We left Hastings in the rain headed for Benkelman, NE, near the border of  Colorado. Or we could consider a shorter drive to Mc Cook where the options for overnight were better? An uneventful drive in any case, with my turn at the wheel a mere 75 miles. McCook has a tourist park that was so appealing we decided we needed a rest and would stay two nights.
After a leisurely, restful morning off we went to the Highland Plains Museum. So many memories of life long past tickled my emotions.  Like the polio scare we all lived through. The iron lung above brought back the real fear of those times.

This professional movie projector and the Fox Theater Organ brought back the joy of those times. They still performed a bit of on stage vaudeville in small towns during the late 1940’s.  I counted four different organs and as many pianos in this museum.

The first telephone we ever had was similar to this one. And for some reason I remember our telephone number for our families party line-2505XJ. We lived in Danforth, Michigan, then.

This little wind generator could keep one light bulb lit and a battery operated radio alive during a windstorm. Oh the wonders of electricity. Rural farm America was isolated as anyone who lived through it can remember.

This fuel less cooker was a marvel. You had to bring your stew, or beans to a boil, then place the pot on a hot flat stone, close the cover and wait for dinner time for a tender, juicy meal

There were sewing machines, washing machines, farm implements, tools, clothing, toys, by the numbers here. It struck me that an isolated community like McCook just had no place to go with this no longer needed stuff and had the wherewithal to hold onto it for the future. And, while so many items brought back personal memories, I’ve neglected the town of McCook. A precocious kid from McCook by the name of Edwin Perkins became a mail order “chemist” and grew up to start a mail order business when he was 20. His best seller was a drink called Fruit Smack, but it would get damaged in shipment, or leak. He decided to dehydrate it, and the rest, as we know, is history. He named his drink Kool-Aid. And we all grew up with pitcher after pitcher of that stuff.
In this town of 8,000 people is a Carnegie Library. Frank Lloyd Wright designed a house here. There were plans for another of his in the museum, though never built. The Green Dream Home is here. (More tomorrow about that.)

People of McCook had more than their share of disasters, from a major train wreck…

An horrific flood…

A major tornado. Add to that, buffalo roaming through town and the usual mishaps of life.  Early life in McCook wasn’t easy. The stalwart backbone of America was its farmers and ranchers. Its all here.

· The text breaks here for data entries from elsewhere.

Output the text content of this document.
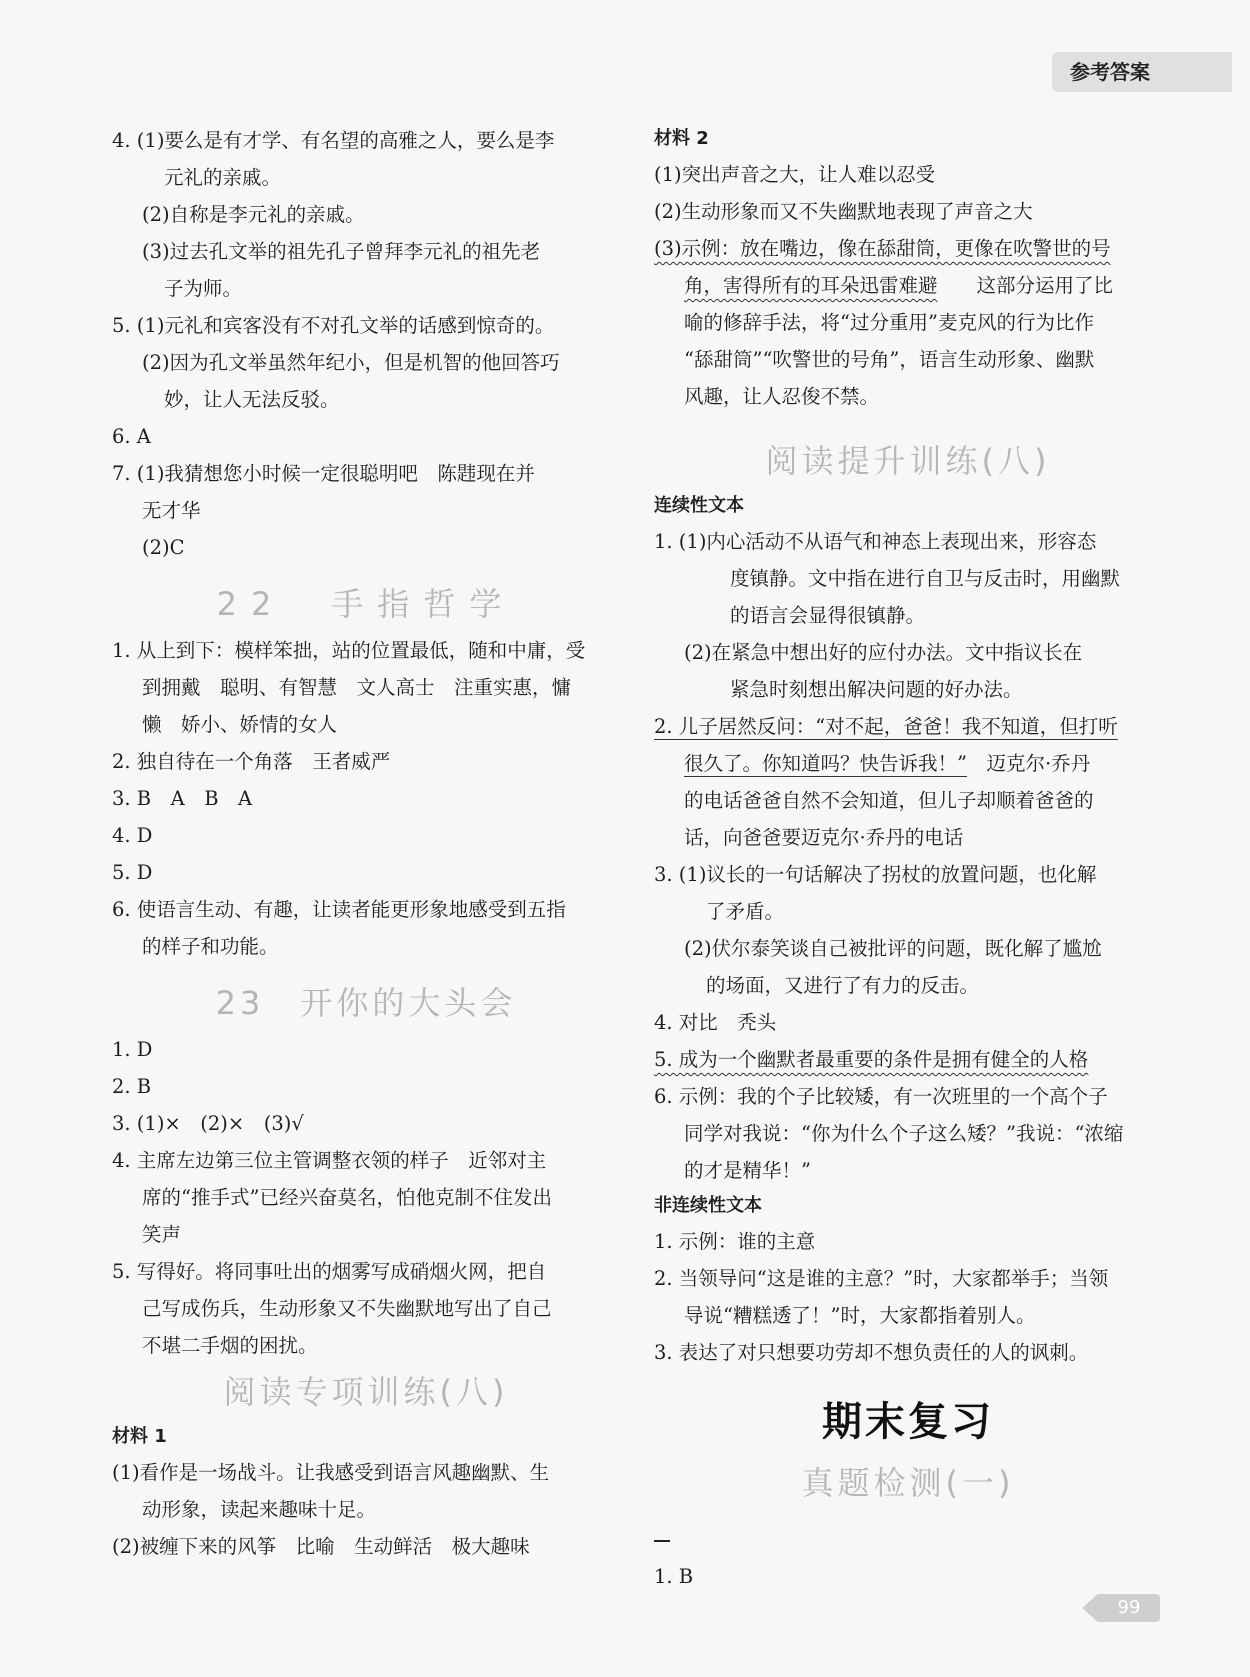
参考答案
4. (1)要么是有才学、有名望的高雅之人，要么是李
元礼的亲戚。
(2)自称是李元礼的亲戚。
(3)过去孔文举的祖先孔子曾拜李元礼的祖先老
子为师。
5. (1)元礼和宾客没有不对孔文举的话感到惊奇的。
(2)因为孔文举虽然年纪小，但是机智的他回答巧
妙，让人无法反驳。
6. A
7. (1)我猜想您小时候一定很聪明吧　陈韪现在并
无才华
(2)C
22　手指哲学
1. 从上到下：模样笨拙，站的位置最低，随和中庸，受
到拥戴　聪明、有智慧　文人高士　注重实惠，慵
懒　娇小、娇情的女人
2. 独自待在一个角落　王者威严
3. B　A　B　A
4. D
5. D
6. 使语言生动、有趣，让读者能更形象地感受到五指
的样子和功能。
23　开你的大头会
1. D
2. B
3. (1)×　(2)×　(3)√
4. 主席左边第三位主管调整衣领的样子　近邻对主
席的“推手式”已经兴奋莫名，怕他克制不住发出
笑声
5. 写得好。将同事吐出的烟雾写成硝烟火网，把自
己写成伤兵，生动形象又不失幽默地写出了自己
不堪二手烟的困扰。
阅读专项训练(八)
材料 1
(1)看作是一场战斗。让我感受到语言风趣幽默、生
动形象，读起来趣味十足。
(2)被缠下来的风筝　比喻　生动鲜活　极大趣味
材料 2
(1)突出声音之大，让人难以忍受
(2)生动形象而又不失幽默地表现了声音之大
(3)示例：放在嘴边，像在舔甜筒，更像在吹警世的号
角，害得所有的耳朵迅雷难避　　 这部分运用了比
喻的修辞手法，将“过分重用”麦克风的行为比作
“舔甜筒”“吹警世的号角”，语言生动形象、幽默
风趣，让人忍俊不禁。
阅读提升训练(八)
连续性文本
1. (1)内心活动不从语气和神态上表现出来，形容态
度镇静。文中指在进行自卫与反击时，用幽默
的语言会显得很镇静。
(2)在紧急中想出好的应付办法。文中指议长在
紧急时刻想出解决问题的好办法。
2. 儿子居然反问：“对不起，爸爸！我不知道，但打听
很久了。你知道吗？快告诉我！”　 迈克尔·乔丹
的电话爸爸自然不会知道，但儿子却顺着爸爸的
话，向爸爸要迈克尔·乔丹的电话
3. (1)议长的一句话解决了拐杖的放置问题，也化解
了矛盾。
(2)伏尔泰笑谈自己被批评的问题，既化解了尴尬
的场面，又进行了有力的反击。
4. 对比　秃头
5. 成为一个幽默者最重要的条件是拥有健全的人格
6. 示例：我的个子比较矮，有一次班里的一个高个子
同学对我说：“你为什么个子这么矮？”我说：“浓缩
的才是精华！”
非连续性文本
1. 示例：谁的主意
2. 当领导问“这是谁的主意？”时，大家都举手；当领
导说“糟糕透了！”时，大家都指着别人。
3. 表达了对只想要功劳却不想负责任的人的讽刺。
期末复习
真题检测(一)
1. B
99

Then the people of McCook come alive in scrapbooks and pictures. A local treasure to be sure. Above is one such character, Blind Sam  He and his dog “owned” a street corner where he played the violin for fifty years.
I found threads for several blogs in this museum, so you won’t have heard the last of it. I could have easily spent another hour here and soaked up what I’m sure to have missed.

We walked out and looked at the old Fox Theater across from the museum, (its now a church) and thought of the people who built this solid small town.